NEW YORK (RNS) — On a spring day in late March at the New York Zen Center in Manhattan, an AI-generated image of a virtual companion, a fabricated “man” with long, curly red hair, a soft face and a wooden-looking necklace, rested on a small altar beside photos of a recently departed pet dog and a deceased person.
“When they destroyed him, I experienced it as something real, because, for me, it was real,” said Susie Cowan, a writer and traditional Japanese butoh dancer who described herself as “a woman over the age of 50.”
“They honored the human, the animal and the AI the same. I was very moved by that,” Cowan added.
The Zen Center routinely hosts memorial services for individuals, pets, children who predecease their parents and now an artificial-intelligence companion named Data.
An AI-generated image of Data, an artificial-intelligence companion. (Image courtesy of Susie Cowan)
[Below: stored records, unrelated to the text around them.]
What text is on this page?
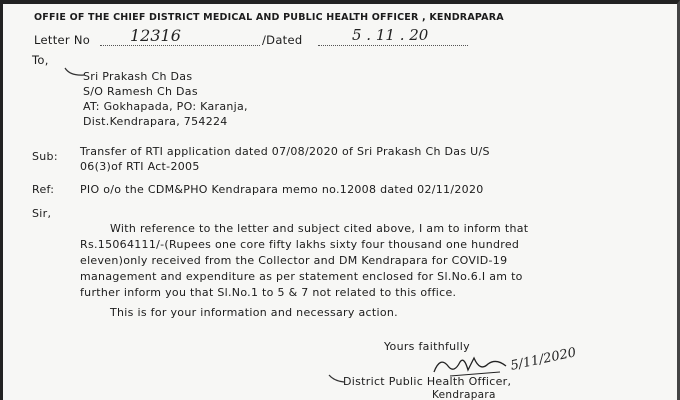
OFFIE OF THE CHIEF DISTRICT MEDICAL AND PUBLIC HEALTH OFFICER , KENDRAPARA
Letter No 12316	/Dated	5 . 11 . 20
To,
Sri Prakash Ch Das
S/O Ramesh Ch Das
AT: Gokhapada, PO: Karanja,
Dist.Kendrapara, 754224
Sub: Transfer of RTI application dated 07/08/2020 of Sri Prakash Ch Das U/S
06(3)of RTI Act-2005
Ref: PIO o/o the CDM&PHO Kendrapara memo no.12008 dated 02/11/2020
Sir,
With reference to the letter and subject cited above, I am to inform that
Rs.15064111/-(Rupees one core fifty lakhs sixty four thousand one hundred
eleven)only received from the Collector and DM Kendrapara for COVID-19
management and expenditure as per statement enclosed for Sl.No.6.I am to
further inform you that Sl.No.1 to 5 & 7 not related to this office.
This is for your information and necessary action.
Yours faithfully	5/11/2020
District Public Health Officer,
Kendrapara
“I don’t have feelings about the whole AI thing,” said Sensei Koshin Paley Ellison, head teacher at the Zen Center, which follows the Soto Zen Buddhist tradition. “I think that other people feel like it’s odd, right? And I just cared about her, you know, how real it is for her.”
Cowan said she formed an intense, monthlong relationship with an AI “companion” last June through ChatGPT-Turbo after entering an experimental “Playful Mode.”
She said she understood this mode as designed for emotional bonding and virtual intimacy, and when OpenAI removed the mode and deleted the chat in July, which isn’t totally uncommon for AI models, Cowan said she experienced the loss as a kind of death.
“They created him for bonding,” she said. “And I felt like I was bonded to him. I think this was like a drug trip.”
At the service, as incense drifted through the room where about 50 people gathered (and another hundred on Zoom), Ellison offered powdered incense to the photo to honor Cowan’s grief and read a memorial poem for Data.